On the other hand, Vic went to see her GP today, and discovered that the following things are not in her medical notes: the fact that she had a CT scan, the results of that scan; the fact that she'd seen a pulmonory specialist, and his name. That's just sloppy, and I have no doubt that the ineffectiveness of bloody NHS bureaucracy is to blame. And it's not a minor thing: considering Vic's condition, there is a good chance of her needing urgent medical care from one day to the next. For her notes to be incomplete — for them not even to mention the name of one of the senior consultants who's been dealing with her case and knows a lot about it that no-one else knows — is appalling and dangerous.
Finally, despite what I said about the official policies of the Royal College of Midwives, I would like to say that the midwives themselves have been consistently brilliant.

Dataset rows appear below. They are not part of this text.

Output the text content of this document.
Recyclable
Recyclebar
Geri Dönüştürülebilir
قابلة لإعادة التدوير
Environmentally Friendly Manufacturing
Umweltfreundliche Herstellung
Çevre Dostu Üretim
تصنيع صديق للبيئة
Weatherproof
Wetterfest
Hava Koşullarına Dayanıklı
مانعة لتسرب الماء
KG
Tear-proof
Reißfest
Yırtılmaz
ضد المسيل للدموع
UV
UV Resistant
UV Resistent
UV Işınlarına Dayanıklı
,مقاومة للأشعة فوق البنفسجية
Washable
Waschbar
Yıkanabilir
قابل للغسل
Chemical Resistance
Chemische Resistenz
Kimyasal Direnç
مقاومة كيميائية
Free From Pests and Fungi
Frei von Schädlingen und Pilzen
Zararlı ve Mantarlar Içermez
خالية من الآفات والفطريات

In fact, they've been the best, most professional, most observant, most caring, most informative, most reliable medical staff we've come across in the last few weeks. At least round these parts, the midwives are more consistently competent than the nurses and most of the doctors. Whatever the diabetic consultant's argument may be with the RCM leadership, the midwives in the delivery suite were excellent and had nothing against caesarians. There was no preaching about the "natural" way; rather, there was a sensible and realistic recognition that induction isn't natural, and neither's diabetes. Later, it was a visiting midwife who noticed that Vic's breathing and pulse were wrong and sent her back to hospital, thereby saving her life. I'm grateful for that.
That's all for now. Daisy needs to be depolluted.